Ruby-Leigh Smith looks past the flaws and finds Robert Dawson’s book for teenagers a “particularly interesting, refreshing read.”
Tuesday, Wednesday, Quake Day, by Robert Dawson is an imaginative book that provides its audience with a unique and rarely captured story from the point of view of a young Traveller/Romany boy who is struggling with the prejudices of children at his school and the wider community. The story, told from the point of view of a boy called Tom Morrison, is about an earthquake in his hometown of Marsh Meadows, and how he and his ‘girlfriend’ (don’t say that or she’ll slap him) Nat, must save Tom’s little sister, Luckry, who has gone missing during the quake.
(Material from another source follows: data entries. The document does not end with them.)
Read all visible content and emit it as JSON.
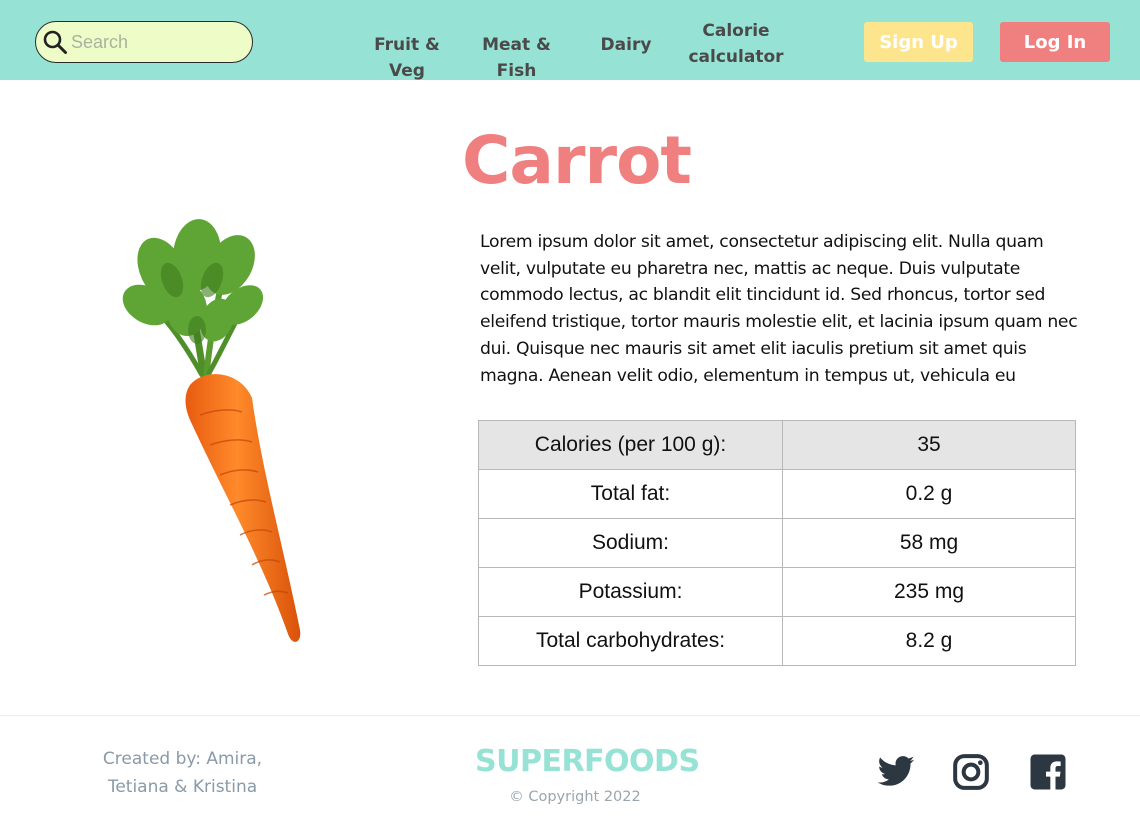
{
  "header": {
    "search": {
      "placeholder": "Search"
    },
    "nav": [
      {
        "label": "Fruit & Veg"
      },
      {
        "label": "Meat & Fish"
      },
      {
        "label": "Dairy"
      },
      {
        "label": "Calorie calculator"
      }
    ],
    "sign_up_label": "Sign Up",
    "log_in_label": "Log In"
  },
  "product": {
    "title": "Carrot",
    "description": "Lorem ipsum dolor sit amet, consectetur adipiscing elit. Nulla quam velit, vulputate eu pharetra nec, mattis ac neque. Duis vulputate commodo lectus, ac blandit elit tincidunt id. Sed rhoncus, tortor sed eleifend tristique, tortor mauris molestie elit, et lacinia ipsum quam nec dui. Quisque nec mauris sit amet elit iaculis pretium sit amet quis magna. Aenean velit odio, elementum in tempus ut, vehicula eu",
    "nutrition": [
      {
        "label": "Calories (per 100 g):",
        "value": "35"
      },
      {
        "label": "Total fat:",
        "value": "0.2 g"
      },
      {
        "label": "Sodium:",
        "value": "58 mg"
      },
      {
        "label": "Potassium:",
        "value": "235 mg"
      },
      {
        "label": "Total carbohydrates:",
        "value": "8.2 g"
      }
    ]
  },
  "footer": {
    "credits_line1": "Created by: Amira,",
    "credits_line2": "Tetiana & Kristina",
    "brand": "SUPERFOODS",
    "copyright": "© Copyright 2022",
    "social_icons": [
      "twitter-icon",
      "instagram-icon",
      "facebook-icon"
    ]
  },
  "colors": {
    "header_bg": "#96e2d5",
    "accent_red": "#f07f7f",
    "sign_up_yellow": "#fde58d",
    "search_bg": "#eefdc8"
  }
}
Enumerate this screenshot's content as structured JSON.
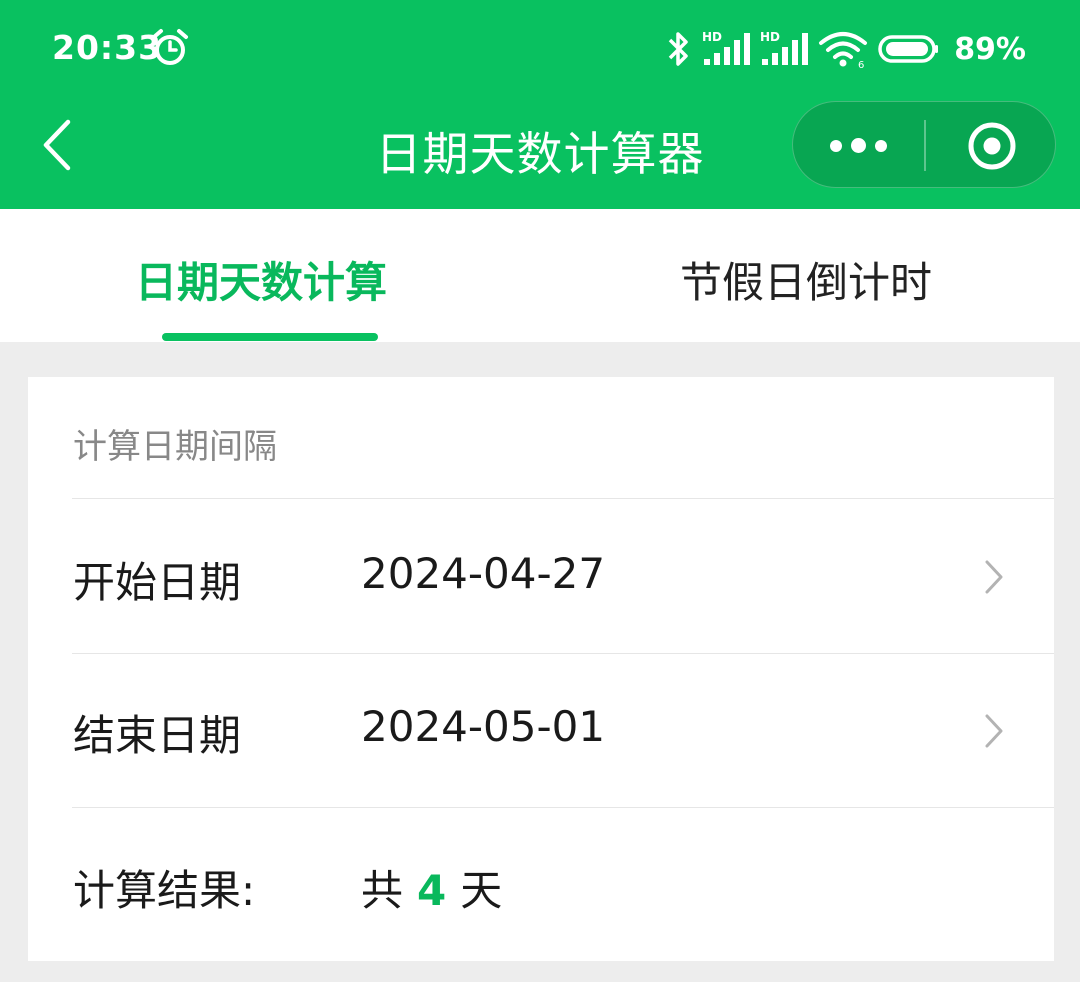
{
  "status_bar": {
    "time": "20:33",
    "battery": "89%",
    "icons": [
      "alarm-icon",
      "bluetooth-icon",
      "signal-hd-icon",
      "signal-hd-icon",
      "wifi-icon",
      "battery-icon"
    ]
  },
  "nav": {
    "title": "日期天数计算器",
    "icons": [
      "back-arrow-icon",
      "more-dots-icon",
      "close-target-icon"
    ]
  },
  "tabs": [
    {
      "label": "日期天数计算",
      "active": true
    },
    {
      "label": "节假日倒计时",
      "active": false
    }
  ],
  "card": {
    "title": "计算日期间隔",
    "start": {
      "label": "开始日期",
      "value": "2024-04-27"
    },
    "end": {
      "label": "结束日期",
      "value": "2024-05-01"
    },
    "result": {
      "label": "计算结果:",
      "prefix": "共",
      "days": "4",
      "suffix": "天"
    }
  },
  "colors": {
    "brand_green": "#09c160",
    "active_text": "#09b85c",
    "background": "#ededed"
  }
}
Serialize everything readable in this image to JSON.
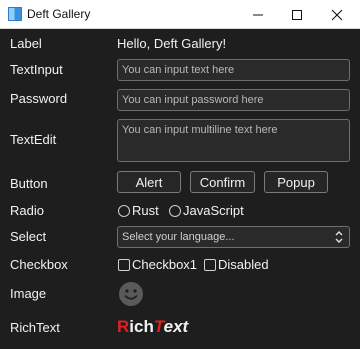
{
  "window": {
    "title": "Deft Gallery"
  },
  "labels": {
    "label": "Label",
    "textinput": "TextInput",
    "password": "Password",
    "textedit": "TextEdit",
    "button": "Button",
    "radio": "Radio",
    "select": "Select",
    "checkbox": "Checkbox",
    "image": "Image",
    "richtext": "RichText"
  },
  "label_value": "Hello, Deft Gallery!",
  "textinput": {
    "placeholder": "You can input text here",
    "value": ""
  },
  "password": {
    "placeholder": "You can input password here",
    "value": ""
  },
  "textedit": {
    "placeholder": "You can input multiline text here",
    "value": ""
  },
  "buttons": {
    "alert": "Alert",
    "confirm": "Confirm",
    "popup": "Popup"
  },
  "radios": [
    {
      "label": "Rust",
      "checked": false
    },
    {
      "label": "JavaScript",
      "checked": false
    }
  ],
  "select": {
    "placeholder": "Select your language...",
    "icon": "chevron-updown-icon"
  },
  "checkboxes": [
    {
      "label": "Checkbox1",
      "checked": false
    },
    {
      "label": "Disabled",
      "checked": false
    }
  ],
  "image": {
    "icon": "smiley-face-icon"
  },
  "richtext": {
    "part1": "R",
    "part2": "ich",
    "part3": "T",
    "part4": "ext"
  },
  "colors": {
    "background": "#1e1e1e",
    "accent_red": "#e02020",
    "border": "#6e6e6e"
  }
}
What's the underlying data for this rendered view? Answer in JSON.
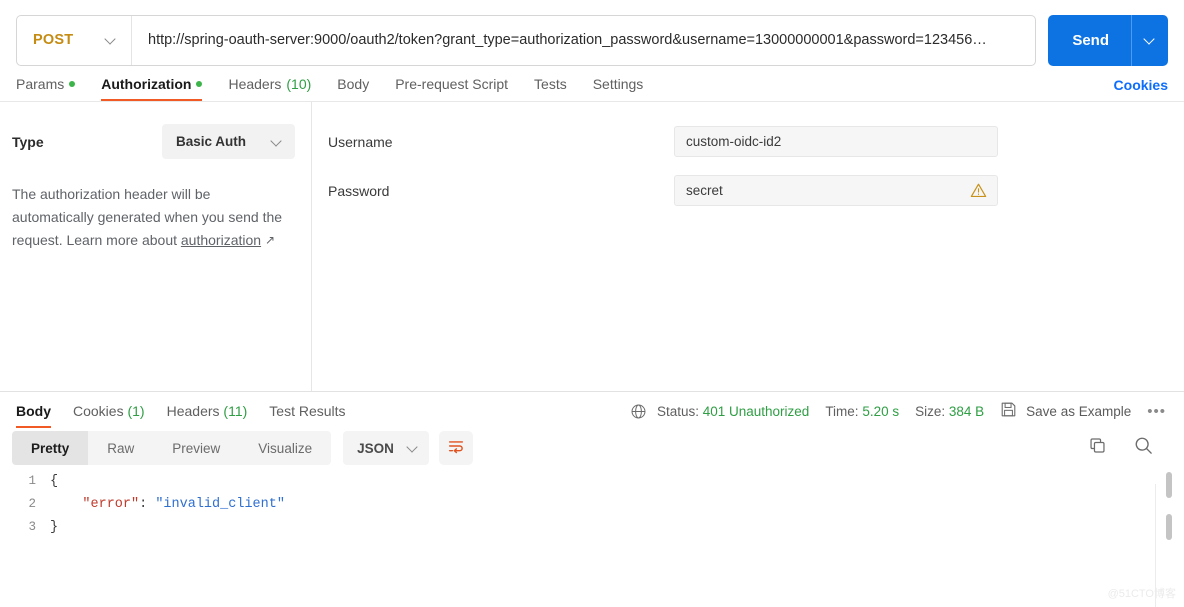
{
  "request": {
    "method": "POST",
    "url": "http://spring-oauth-server:9000/oauth2/token?grant_type=authorization_password&username=13000000001&password=123456…",
    "send_label": "Send"
  },
  "request_tabs": [
    {
      "label": "Params",
      "dot": true,
      "active": false
    },
    {
      "label": "Authorization",
      "dot": true,
      "active": true
    },
    {
      "label": "Headers",
      "count": "(10)",
      "active": false
    },
    {
      "label": "Body",
      "active": false
    },
    {
      "label": "Pre-request Script",
      "active": false
    },
    {
      "label": "Tests",
      "active": false
    },
    {
      "label": "Settings",
      "active": false
    }
  ],
  "cookies_link": "Cookies",
  "authorization": {
    "type_label": "Type",
    "type_value": "Basic Auth",
    "help_text": "The authorization header will be automatically generated when you send the request. Learn more about ",
    "help_link": "authorization",
    "fields": [
      {
        "label": "Username",
        "value": "custom-oidc-id2",
        "warn": false
      },
      {
        "label": "Password",
        "value": "secret",
        "warn": true
      }
    ]
  },
  "response_tabs": [
    {
      "label": "Body",
      "active": true
    },
    {
      "label": "Cookies",
      "count": "(1)",
      "active": false
    },
    {
      "label": "Headers",
      "count": "(11)",
      "active": false
    },
    {
      "label": "Test Results",
      "active": false
    }
  ],
  "response_meta": {
    "status_label": "Status:",
    "status_value": "401 Unauthorized",
    "time_label": "Time:",
    "time_value": "5.20 s",
    "size_label": "Size:",
    "size_value": "384 B",
    "save_as_example": "Save as Example",
    "more": "⁝"
  },
  "response_toolbar": {
    "views": [
      {
        "label": "Pretty",
        "active": true
      },
      {
        "label": "Raw",
        "active": false
      },
      {
        "label": "Preview",
        "active": false
      },
      {
        "label": "Visualize",
        "active": false
      }
    ],
    "format": "JSON"
  },
  "response_body": {
    "lines": [
      {
        "n": "1",
        "open": "{"
      },
      {
        "n": "2",
        "key": "\"error\"",
        "colon": ": ",
        "value": "\"invalid_client\""
      },
      {
        "n": "3",
        "open": "}"
      }
    ]
  },
  "watermark": "@51CTO博客",
  "colors": {
    "accent_orange": "#f15a24",
    "send_blue": "#0d73e3",
    "method_amber": "#c58b12",
    "status_green": "#2f9e44",
    "link_blue": "#0d6efd",
    "warn_amber": "#c8921a"
  }
}
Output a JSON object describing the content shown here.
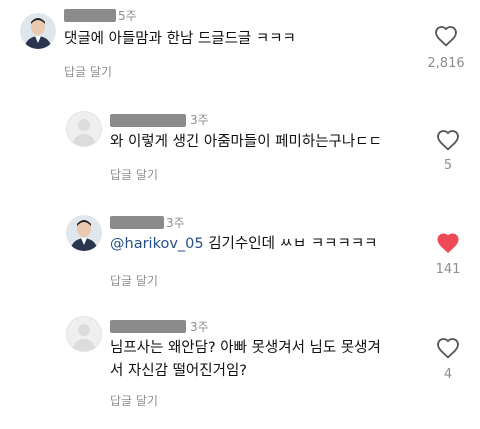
{
  "colors": {
    "text": "#111111",
    "muted": "#8e8e8e",
    "mention": "#264f8a",
    "liked_heart": "#ed4956",
    "redacted": "#8b8b8b"
  },
  "comments": [
    {
      "time": "5주",
      "text": "댓글에 아들맘과 한남 드글드글 ㅋㅋㅋ",
      "reply_label": "답글 달기",
      "likes": "2,816",
      "liked": false,
      "avatar": "profile-photo"
    },
    {
      "time": "3주",
      "text": "와 이렇게 생긴 아줌마들이 페미하는구나ㄷㄷ",
      "reply_label": "답글 달기",
      "likes": "5",
      "liked": false,
      "avatar": "default-placeholder"
    },
    {
      "time": "3주",
      "mention": "@harikov_05",
      "text": " 김기수인데 ㅆㅂ ㅋㅋㅋㅋㅋ",
      "reply_label": "답글 달기",
      "likes": "141",
      "liked": true,
      "avatar": "profile-photo"
    },
    {
      "time": "3주",
      "text_line1": "님프사는 왜안담? 아빠 못생겨서 님도 못생겨",
      "text_line2": "서 자신감 떨어진거임?",
      "reply_label": "답글 달기",
      "likes": "4",
      "liked": false,
      "avatar": "default-placeholder"
    }
  ]
}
Robert Dawson’s knowledge of the Travelling community, a subject that he has been interested in since he was eleven, provides him with a distinctive voice with which he tells the story of two very brave children; Tom, a Traveller, and Nat, a gorger/country person, or somebody from outside of the Travelling community.
In my opinion, the story was underdeveloped and a little far-fetched, but nevertheless, it was enjoyable and I devoured it in one sit-in. I looked past the simplistic storyline, spelling and grammar mistakes and saw the unique point of view with which Robert Dawson tells the story. Overall, perhaps not a book that I would read again, but one that I am glad I did.
The children are adventurous and distinctively written to contrast each other, yet making the reader yearn for them to come together, save Luckry, and realise their love for each other along the way. Such a particularly interesting, refreshing read is not often found, and it is rare to find an author who can write in such a way as Robert Dawson so obviously can.